Primera lectura: Dt 18,15-20
El Señor tu Dios suscitará en medio de tus hermanos un profeta como yo; a él lo escucharán ustedes. Es lo que pediste al Señor tu Dios en el Horeb, el día de la asamblea, cuando le dijiste: «No quiero escuchar más la voz del Señor mi Dios ni quiero volver a ver aquel gran fuego, para no morir».Entonces el Señor me respondió: «Dicen bien. Yo les suscitaré en medio de sus hermanos un profeta como tú; pondré mis palabras en su boca y él les dirá todo lo que yo le mande. Al que no escuche las palabras que él diga en mi nombre yo mismo le pediré cuentas.

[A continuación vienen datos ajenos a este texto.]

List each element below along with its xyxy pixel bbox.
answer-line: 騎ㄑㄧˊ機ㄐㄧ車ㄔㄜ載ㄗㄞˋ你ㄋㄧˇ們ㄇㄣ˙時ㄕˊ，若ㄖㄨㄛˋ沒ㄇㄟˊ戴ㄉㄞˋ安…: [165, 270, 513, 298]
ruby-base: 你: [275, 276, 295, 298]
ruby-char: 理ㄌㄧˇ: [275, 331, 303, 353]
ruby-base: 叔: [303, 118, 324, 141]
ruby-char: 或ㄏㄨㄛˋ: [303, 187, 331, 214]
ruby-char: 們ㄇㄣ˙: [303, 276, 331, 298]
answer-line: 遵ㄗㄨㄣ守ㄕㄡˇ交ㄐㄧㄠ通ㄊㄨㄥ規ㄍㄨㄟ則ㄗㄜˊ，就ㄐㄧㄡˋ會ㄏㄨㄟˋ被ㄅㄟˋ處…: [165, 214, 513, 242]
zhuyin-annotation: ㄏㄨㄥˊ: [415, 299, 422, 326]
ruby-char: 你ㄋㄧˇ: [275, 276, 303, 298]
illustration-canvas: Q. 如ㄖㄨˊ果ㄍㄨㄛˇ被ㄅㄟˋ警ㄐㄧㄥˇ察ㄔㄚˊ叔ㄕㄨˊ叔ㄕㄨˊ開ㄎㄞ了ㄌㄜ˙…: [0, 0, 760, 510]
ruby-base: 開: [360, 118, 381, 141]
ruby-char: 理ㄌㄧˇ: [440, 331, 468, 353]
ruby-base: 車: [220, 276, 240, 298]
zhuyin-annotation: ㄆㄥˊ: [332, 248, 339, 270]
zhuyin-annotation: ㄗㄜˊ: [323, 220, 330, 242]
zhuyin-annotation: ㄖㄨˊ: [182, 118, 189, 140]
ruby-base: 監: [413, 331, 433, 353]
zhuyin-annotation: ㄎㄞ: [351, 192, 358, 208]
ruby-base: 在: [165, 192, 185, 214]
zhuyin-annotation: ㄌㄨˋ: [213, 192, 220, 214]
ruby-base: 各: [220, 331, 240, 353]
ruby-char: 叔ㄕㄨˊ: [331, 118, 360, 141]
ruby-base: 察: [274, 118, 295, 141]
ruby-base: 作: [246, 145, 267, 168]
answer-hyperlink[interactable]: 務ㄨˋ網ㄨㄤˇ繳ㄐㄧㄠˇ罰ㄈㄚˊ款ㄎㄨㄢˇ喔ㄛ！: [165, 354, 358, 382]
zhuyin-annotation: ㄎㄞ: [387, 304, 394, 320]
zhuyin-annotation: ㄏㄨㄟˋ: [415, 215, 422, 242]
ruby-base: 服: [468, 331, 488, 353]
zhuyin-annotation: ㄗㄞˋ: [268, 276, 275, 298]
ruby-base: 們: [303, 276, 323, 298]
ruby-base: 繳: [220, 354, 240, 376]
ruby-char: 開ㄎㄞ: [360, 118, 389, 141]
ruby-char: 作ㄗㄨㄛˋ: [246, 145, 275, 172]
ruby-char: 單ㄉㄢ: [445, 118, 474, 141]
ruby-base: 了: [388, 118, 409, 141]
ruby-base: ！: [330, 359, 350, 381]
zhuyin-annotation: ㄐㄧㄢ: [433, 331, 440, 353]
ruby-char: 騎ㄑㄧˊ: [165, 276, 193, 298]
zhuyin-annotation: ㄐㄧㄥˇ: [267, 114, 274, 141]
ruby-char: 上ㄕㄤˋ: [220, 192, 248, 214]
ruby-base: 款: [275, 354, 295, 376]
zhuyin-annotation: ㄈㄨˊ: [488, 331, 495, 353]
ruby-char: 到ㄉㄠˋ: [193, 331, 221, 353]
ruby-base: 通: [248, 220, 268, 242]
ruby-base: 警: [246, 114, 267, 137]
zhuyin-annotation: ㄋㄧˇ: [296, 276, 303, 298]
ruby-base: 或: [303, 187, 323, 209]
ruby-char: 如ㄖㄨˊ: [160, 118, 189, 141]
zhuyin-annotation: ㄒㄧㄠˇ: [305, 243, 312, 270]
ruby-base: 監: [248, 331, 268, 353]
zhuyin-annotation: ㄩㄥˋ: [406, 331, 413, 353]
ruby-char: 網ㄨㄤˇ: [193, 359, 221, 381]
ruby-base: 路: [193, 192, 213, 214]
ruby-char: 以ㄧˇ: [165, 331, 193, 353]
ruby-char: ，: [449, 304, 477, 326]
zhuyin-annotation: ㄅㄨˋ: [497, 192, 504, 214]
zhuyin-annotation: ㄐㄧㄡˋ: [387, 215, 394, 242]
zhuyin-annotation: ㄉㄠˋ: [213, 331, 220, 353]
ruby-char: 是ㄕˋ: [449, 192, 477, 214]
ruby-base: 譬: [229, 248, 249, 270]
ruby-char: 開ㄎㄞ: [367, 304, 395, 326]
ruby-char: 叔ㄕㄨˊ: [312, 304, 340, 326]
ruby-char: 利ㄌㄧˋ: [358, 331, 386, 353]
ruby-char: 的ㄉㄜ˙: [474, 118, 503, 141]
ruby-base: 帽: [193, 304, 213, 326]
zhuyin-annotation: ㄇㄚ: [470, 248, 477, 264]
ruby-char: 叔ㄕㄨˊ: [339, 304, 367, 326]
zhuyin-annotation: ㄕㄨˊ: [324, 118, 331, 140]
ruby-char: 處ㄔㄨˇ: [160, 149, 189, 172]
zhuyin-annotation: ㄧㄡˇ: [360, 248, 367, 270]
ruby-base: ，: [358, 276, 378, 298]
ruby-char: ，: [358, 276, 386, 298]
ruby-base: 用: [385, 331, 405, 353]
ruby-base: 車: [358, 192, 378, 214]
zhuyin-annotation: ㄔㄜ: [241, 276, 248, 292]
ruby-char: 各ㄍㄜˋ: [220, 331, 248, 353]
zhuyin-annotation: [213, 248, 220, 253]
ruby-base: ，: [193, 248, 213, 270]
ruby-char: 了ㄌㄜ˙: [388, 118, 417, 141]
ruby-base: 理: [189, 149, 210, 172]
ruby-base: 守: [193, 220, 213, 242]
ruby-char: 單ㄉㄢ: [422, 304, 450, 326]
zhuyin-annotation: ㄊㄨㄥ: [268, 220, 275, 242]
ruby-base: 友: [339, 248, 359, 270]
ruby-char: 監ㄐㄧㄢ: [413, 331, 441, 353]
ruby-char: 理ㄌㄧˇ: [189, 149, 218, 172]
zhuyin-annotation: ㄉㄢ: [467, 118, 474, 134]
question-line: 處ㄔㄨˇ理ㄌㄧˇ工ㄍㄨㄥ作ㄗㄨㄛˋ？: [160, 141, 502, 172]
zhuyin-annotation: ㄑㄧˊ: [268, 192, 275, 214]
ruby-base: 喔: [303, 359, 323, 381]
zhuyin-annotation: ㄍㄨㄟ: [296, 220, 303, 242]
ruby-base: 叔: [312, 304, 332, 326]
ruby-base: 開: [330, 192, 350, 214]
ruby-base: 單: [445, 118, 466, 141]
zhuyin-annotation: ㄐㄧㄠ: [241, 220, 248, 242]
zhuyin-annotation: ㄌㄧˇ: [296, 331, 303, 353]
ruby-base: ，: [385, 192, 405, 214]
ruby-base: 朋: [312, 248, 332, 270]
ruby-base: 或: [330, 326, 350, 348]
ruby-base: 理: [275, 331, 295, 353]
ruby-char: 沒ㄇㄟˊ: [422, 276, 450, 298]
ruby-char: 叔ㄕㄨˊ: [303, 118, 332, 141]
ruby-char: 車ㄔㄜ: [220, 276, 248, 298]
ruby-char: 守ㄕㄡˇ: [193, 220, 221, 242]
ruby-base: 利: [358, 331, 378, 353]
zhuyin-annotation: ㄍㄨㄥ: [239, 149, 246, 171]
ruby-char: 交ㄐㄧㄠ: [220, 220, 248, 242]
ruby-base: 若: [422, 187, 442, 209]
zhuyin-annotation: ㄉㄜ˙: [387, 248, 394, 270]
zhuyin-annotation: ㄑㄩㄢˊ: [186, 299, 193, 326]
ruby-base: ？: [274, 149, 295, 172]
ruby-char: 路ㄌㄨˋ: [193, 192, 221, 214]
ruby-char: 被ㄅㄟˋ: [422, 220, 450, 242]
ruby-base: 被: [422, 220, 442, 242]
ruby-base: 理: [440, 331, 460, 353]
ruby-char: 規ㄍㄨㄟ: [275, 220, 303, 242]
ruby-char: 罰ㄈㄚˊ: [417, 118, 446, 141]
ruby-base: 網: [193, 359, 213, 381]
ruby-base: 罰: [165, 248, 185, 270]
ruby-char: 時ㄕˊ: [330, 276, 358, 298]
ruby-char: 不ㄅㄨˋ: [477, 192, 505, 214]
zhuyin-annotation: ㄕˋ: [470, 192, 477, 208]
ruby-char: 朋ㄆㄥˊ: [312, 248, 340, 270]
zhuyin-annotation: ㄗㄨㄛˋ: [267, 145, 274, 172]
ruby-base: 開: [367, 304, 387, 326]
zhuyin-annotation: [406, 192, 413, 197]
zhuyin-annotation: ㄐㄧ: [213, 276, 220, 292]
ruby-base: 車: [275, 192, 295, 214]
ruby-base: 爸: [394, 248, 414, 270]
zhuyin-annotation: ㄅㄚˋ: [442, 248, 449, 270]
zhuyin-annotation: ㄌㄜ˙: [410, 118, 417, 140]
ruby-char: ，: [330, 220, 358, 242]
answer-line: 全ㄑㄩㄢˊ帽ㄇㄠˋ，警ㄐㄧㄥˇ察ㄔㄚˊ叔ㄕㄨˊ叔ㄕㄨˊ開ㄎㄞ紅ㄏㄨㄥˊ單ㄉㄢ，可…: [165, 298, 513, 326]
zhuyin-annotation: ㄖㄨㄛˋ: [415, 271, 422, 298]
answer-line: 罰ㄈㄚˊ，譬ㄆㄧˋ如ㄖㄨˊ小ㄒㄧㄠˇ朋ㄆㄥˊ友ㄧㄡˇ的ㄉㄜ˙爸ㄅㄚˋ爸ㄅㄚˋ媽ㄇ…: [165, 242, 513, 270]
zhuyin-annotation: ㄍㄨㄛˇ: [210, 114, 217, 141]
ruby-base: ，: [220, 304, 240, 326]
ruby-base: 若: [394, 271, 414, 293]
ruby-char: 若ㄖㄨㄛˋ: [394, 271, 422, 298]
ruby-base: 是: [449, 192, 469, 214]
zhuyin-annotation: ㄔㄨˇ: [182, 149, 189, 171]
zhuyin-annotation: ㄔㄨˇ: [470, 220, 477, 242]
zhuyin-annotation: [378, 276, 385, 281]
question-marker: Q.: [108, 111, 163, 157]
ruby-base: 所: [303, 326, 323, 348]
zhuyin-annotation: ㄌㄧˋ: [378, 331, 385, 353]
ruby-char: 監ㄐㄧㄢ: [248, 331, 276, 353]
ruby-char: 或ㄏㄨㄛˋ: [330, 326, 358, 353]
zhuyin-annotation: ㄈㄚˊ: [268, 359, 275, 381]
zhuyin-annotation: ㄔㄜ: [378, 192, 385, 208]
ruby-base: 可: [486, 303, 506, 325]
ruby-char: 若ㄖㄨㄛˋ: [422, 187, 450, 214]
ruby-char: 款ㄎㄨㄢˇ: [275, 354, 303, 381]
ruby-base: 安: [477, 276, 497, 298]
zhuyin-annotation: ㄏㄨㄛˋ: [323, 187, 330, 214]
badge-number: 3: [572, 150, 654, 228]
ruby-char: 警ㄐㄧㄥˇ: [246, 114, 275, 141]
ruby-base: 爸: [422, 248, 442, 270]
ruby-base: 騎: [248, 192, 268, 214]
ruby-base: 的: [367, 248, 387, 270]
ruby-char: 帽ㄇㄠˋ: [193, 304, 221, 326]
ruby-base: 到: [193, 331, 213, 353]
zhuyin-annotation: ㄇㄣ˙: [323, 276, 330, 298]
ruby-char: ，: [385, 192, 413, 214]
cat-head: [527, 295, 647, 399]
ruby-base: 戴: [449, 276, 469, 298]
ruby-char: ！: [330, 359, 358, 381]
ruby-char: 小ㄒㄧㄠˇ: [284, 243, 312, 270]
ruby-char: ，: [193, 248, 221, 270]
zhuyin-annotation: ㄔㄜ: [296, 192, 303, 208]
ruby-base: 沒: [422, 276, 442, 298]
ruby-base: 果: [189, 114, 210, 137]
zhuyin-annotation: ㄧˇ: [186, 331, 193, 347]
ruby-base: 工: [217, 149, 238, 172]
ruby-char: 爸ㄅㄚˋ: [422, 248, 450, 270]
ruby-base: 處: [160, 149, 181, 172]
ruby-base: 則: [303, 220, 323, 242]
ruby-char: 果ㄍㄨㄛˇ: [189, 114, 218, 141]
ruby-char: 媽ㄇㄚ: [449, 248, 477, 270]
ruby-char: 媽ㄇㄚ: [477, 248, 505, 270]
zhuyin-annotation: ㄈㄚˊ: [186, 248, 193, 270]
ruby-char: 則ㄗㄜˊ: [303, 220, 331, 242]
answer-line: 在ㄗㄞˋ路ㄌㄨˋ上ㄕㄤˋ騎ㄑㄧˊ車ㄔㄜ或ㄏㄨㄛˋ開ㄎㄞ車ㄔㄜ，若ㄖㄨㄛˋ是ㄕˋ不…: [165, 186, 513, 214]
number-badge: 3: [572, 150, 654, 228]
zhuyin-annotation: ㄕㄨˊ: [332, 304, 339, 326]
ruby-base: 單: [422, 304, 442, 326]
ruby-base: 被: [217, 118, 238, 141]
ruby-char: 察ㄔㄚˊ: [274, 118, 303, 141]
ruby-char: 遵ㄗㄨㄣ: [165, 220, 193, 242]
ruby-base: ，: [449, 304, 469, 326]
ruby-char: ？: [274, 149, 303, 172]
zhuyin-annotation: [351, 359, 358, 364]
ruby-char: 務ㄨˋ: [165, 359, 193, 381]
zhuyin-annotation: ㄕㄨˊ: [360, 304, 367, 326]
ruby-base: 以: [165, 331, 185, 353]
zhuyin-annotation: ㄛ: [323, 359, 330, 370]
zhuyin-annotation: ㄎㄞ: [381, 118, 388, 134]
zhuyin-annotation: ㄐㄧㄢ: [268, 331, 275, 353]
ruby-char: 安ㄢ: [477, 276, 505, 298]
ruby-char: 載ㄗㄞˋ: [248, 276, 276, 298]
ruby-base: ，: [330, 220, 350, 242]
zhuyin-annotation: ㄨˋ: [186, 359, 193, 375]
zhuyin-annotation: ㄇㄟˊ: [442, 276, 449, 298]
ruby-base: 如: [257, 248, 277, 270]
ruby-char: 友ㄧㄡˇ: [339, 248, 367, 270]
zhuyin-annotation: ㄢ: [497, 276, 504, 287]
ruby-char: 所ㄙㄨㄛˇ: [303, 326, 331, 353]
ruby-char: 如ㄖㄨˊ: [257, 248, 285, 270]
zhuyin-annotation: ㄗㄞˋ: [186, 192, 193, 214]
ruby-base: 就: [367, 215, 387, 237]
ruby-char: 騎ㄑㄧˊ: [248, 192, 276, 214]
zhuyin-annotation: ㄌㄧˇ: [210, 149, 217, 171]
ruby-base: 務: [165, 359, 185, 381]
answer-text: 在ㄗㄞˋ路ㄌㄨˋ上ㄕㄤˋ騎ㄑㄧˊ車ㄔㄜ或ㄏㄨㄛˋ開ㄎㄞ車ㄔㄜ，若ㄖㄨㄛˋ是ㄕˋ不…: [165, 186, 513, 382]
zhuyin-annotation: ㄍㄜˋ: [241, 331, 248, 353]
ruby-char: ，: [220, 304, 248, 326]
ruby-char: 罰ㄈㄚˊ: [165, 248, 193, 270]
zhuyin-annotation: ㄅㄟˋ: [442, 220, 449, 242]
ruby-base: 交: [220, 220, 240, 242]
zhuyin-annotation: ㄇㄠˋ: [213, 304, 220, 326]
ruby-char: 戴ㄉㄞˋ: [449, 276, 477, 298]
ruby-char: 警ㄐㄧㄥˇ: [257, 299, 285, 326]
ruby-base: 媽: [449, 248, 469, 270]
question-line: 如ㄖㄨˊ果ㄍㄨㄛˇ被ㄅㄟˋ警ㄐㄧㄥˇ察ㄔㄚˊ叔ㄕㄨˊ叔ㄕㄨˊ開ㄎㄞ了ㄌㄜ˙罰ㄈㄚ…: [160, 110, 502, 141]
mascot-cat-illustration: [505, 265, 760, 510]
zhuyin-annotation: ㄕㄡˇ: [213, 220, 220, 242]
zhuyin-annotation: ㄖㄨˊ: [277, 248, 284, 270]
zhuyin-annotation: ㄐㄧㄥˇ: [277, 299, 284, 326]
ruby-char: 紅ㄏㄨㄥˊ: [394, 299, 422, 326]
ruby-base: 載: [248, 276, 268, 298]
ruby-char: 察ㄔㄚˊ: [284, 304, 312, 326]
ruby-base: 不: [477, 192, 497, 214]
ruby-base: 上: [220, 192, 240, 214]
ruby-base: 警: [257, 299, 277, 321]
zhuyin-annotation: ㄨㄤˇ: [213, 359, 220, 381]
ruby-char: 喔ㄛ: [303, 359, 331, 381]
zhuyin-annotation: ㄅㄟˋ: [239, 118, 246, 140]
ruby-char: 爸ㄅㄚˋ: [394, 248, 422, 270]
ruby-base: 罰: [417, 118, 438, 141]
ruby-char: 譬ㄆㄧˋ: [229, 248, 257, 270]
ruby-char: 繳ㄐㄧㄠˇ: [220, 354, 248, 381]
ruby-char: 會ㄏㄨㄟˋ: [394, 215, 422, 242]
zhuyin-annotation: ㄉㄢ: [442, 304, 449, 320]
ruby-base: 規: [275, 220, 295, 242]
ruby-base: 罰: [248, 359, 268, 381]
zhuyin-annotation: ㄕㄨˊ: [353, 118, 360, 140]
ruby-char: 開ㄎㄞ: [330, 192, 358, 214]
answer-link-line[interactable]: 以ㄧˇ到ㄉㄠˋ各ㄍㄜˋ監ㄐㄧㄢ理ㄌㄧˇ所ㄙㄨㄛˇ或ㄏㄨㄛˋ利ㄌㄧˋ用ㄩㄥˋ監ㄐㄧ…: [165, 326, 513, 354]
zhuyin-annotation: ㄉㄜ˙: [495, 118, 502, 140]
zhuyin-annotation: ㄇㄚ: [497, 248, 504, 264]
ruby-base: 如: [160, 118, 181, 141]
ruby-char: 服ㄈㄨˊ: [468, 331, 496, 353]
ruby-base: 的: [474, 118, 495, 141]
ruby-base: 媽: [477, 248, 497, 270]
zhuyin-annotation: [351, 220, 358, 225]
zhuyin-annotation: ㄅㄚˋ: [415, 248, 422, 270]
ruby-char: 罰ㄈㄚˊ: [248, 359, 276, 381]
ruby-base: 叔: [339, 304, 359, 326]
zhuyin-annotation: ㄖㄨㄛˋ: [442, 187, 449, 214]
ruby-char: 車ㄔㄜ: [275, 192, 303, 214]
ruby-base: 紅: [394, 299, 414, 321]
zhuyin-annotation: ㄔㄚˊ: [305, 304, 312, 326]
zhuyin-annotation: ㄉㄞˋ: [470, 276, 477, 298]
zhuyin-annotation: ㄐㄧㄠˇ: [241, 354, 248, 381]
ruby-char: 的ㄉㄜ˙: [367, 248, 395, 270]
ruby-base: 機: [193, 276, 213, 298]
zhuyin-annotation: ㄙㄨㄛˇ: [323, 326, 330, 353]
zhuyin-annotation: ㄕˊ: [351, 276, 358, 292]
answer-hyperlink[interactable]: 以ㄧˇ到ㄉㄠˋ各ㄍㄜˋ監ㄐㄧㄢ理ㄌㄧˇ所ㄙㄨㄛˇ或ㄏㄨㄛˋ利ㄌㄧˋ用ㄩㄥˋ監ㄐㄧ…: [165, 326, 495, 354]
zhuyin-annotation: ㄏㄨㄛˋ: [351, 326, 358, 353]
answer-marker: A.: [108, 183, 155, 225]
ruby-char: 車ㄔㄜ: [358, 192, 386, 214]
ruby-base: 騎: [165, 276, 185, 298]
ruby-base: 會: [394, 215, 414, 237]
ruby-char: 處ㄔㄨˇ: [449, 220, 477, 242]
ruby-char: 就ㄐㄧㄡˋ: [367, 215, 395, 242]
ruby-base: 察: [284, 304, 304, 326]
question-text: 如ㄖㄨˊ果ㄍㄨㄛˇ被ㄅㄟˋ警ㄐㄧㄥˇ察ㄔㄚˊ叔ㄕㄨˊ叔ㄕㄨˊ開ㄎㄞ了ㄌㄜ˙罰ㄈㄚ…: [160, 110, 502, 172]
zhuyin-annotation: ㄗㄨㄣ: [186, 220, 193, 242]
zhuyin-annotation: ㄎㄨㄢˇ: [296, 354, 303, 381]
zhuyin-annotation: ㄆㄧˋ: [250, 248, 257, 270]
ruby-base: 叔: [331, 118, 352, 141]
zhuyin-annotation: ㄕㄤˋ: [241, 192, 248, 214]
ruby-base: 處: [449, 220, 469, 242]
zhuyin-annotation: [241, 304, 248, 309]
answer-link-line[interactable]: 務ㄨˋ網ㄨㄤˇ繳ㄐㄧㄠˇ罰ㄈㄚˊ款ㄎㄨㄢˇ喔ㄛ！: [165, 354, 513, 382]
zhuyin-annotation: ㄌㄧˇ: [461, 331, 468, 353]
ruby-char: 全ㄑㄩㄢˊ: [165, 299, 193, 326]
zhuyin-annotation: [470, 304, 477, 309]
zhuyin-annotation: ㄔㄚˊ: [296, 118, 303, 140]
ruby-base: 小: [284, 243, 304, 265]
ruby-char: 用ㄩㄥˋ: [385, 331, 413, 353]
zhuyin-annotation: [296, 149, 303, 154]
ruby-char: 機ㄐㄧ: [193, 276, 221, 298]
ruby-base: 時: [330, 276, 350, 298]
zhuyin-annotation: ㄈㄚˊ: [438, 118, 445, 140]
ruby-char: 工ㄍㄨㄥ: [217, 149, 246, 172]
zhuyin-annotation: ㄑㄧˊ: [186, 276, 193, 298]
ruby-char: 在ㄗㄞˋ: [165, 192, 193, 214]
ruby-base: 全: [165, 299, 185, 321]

Pero el profeta que tenga el atrevimiento de anunciar en mi nombre lo que yo no le haya ordenado decir o hable en nombre de otros dioses, morirá».
Salmo responsorial: Sal 94,1-2.6-9
¡Vengan, cantemos alegres al Señor,
aclamemos a la Roca que nos salva!
Entremos en su presencia dándole gracias,
aclamándolo con cantos.
Entremos, postrémonos para adorarlo,
arrodillémonos ante el Señor, que nos ha hecho.
Porque él es nuestro Dios y nosotros su pueblo,
ovejas que él apacienta.
¡Ojalá escuchen hoy su voz!
«No endurezcan su corazón como en Meribá,
como el día de Masá, en el desierto,
cuando me tentaron sus antepasados,
y me pusieron a prueba, a pesar de haber visto mis obras».
Segunda lectura: 1 Cor 7,32-35
Quiero que estén libres de preocupaciones. Y mientras el soltero está en situación de preocuparse de las cosas del Señor y de cómo agradar a Dios, el casado debe preocuparse de las cosas del mundo y de cómo agradar a su esposa, y por tanto está dividido. Igualmente, la mujer sin marido y la muchacha virgen están en situación de preocuparse de las cosas del Señor, consagrándose a él en cuerpo y alma. La que está casada, en cambio, se preocupa de las cosas del mundo y de cómo agradar a su marido. Les digo esto no para tenderles una trampa, sino para su provecho teniendo en cuenta lo que es noble y facilita la dedicación plena al Señor.
Evangelio: Mc 1,21-28
Fueron a Cafarnaún y, cuando llegó el sábado, Jesús entró en la sinagoga y se puso a enseñar a la gente que estaba admirada de su enseñanza, porque les enseñaba con autoridad, y no como los maestros de la ley.
Había en la sinagoga un hombre con espíritu impuro, que se puso a gritar:
–¿Qué tenemos nosotros que ver contigo, Jesús de Nazaret? ¿Has venido a destruirnos? ¡Sé quien eres: el Santo de Dios!
Jesús lo reprendió ordenándole:
–¡Cállate y sal de ese hombre!
El espíritu impuro lo retorció violentamente y, dando un fuerte grito, salió de él.
Todos quedaron asombrados y se decían unos a otros:
–¿Qué es esto? ¡Una doctrina nueva llena de autoridad! ¡Manda incluso a los espíritus impuros y éstos lo obedecen!
Pronto se extendió su fama por todas partes, en toda la región de Galilea.